In this project we aim to develop an innovative Anti-Money Laundering methodology using advanced AI methods using hypergraph representations and process mining which can give an integral view of the transactions involved, deal with the inherent complexity of the data, and still be understandable for the experts analyzing the data so they can substantiate their decisions.
In this project we aim to develop a novel neuro-symbolic framework that mainly combines the strengths of both the data-driven approaches (which comes with adaptability, autonomy, and good qualitative performance) and the knowledge-driven approaches (which comes with interpretability, maintainability, and well-understood computational characteristics) to provide explanations for experts in terms of relevant features and the structures in-between.
Payment platforms like Adyen use technology to efficiently detect fraud. Fraud detection is challenging, since both the genuine and fraudulent customer behavior changes over time and across markets. Machine learning is crucial for this task, but current methods are susceptible to learning spurious correlations. The goal of this project is to leverage causality-inspired machine learning methods to improve the robustness of fraud detection methods to distribution shifts.
The impact of data errors on the output of AI models is difficult to anticipate and measure, and these errors can negatively impact regulatory compliance. Therefore, this project aims to enable non-technical users to validate and increase the quality of their data. For that, these users should be able to express data quality rules in natural language. We will design a data driven approach to leverage such rules to assist a domain expert to finetune data quality rules and “stress test” downstream AI models. This project favors a strong data engineering background combined with an interest to engage with.
To be able to use new machine learning techniques for applications in mathematical finance such as the pricing of contingent claims, option pricing algorithms must be designed which allow calibration, pricing and hedging to be based on characteristics of financial time series which summarize important features of large datasets without specifying a detailed model. The proposed PhD project aims to contribute to this aim, by focusing on new mathematical methods to characterize signals (such as, for example, path signatures) and particularly challenging applications for such methods in mathematical finance (such as forward prices in energy markets and regime switching).
The increasing share of renewable energy sources is driving a transformation of energy markets toward a more sustainable and green paradigm. However, this transition introduces the need to address new types of risks, including volumetric, grid, and climate risks. This project focuses on the pricing and hedging of renewable energy contracts influenced by these risk factors, with a particular emphasis on computational methodologies. By leveraging advanced mathematical modeling and data-driven approaches, the research aims to develop robust strategies for managing these emerging risks effectively.

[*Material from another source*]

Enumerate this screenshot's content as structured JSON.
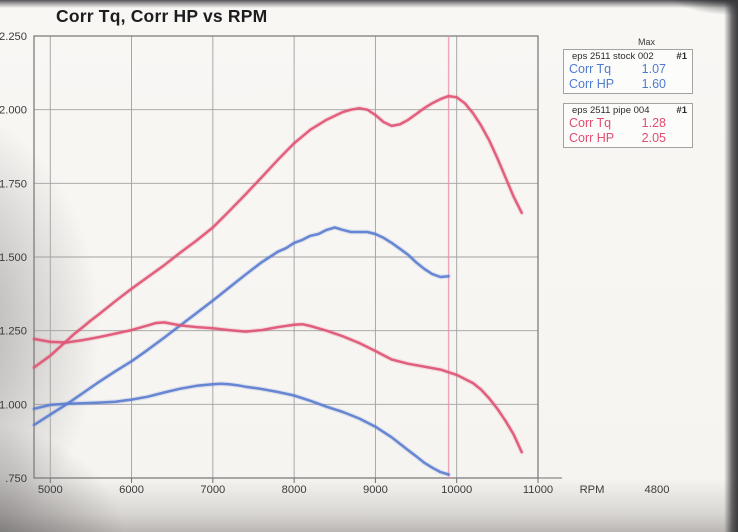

Transaction authentication and authorization requires different decisions to be made that are currently supported by various models acting in a pipeline. A more integrated approach could make better informed decisions, but requires complex high-dimensional optimization. We aim to support this optimization using reinforcement learning techniques, where we expect to tackle challenges such as a high-dimensional action space, off-line learning and evaluation, and trading off multiple objectives.
Many of the current steps in transaction approval pipelines aim at modelling the causal drivers of the user behavior (e.g. what authentication/authorization option would cause a reduction in friction for the payments for specific sets of users) and estimating the causal effects of certain choices. One way of estimating these causal effects is through A/B tests on a specific set of options, which can be expensive and only cover a small sample of users with certain features. After these A/B tests are performed they are usually not reused or combined with previous tests or observational results. In this project we aim to reuse existing data from A different sets of A/B tests, as well as design more focuses, accurate and cheaper experiments to learn causal drivers of user behavior reliably and robustly.
The success of transformers in processing sequential data for language and vision tasks (e.g., ChatGPT, DALL-E) has sparked significant interest in applying these models to forecasting. Consequently, numerous research proposals have emerged, drawing considerable attention and prompting both discussion and skepticism regarding the true capabilities of these inherently black-box models. This project seeks to address these concerns by adopting a mechanistic interpretability approach—an approach that has proven valuable in understanding language and vision models. By doing so, we aim to offer deeper insights into the internal workings of time-series transformers.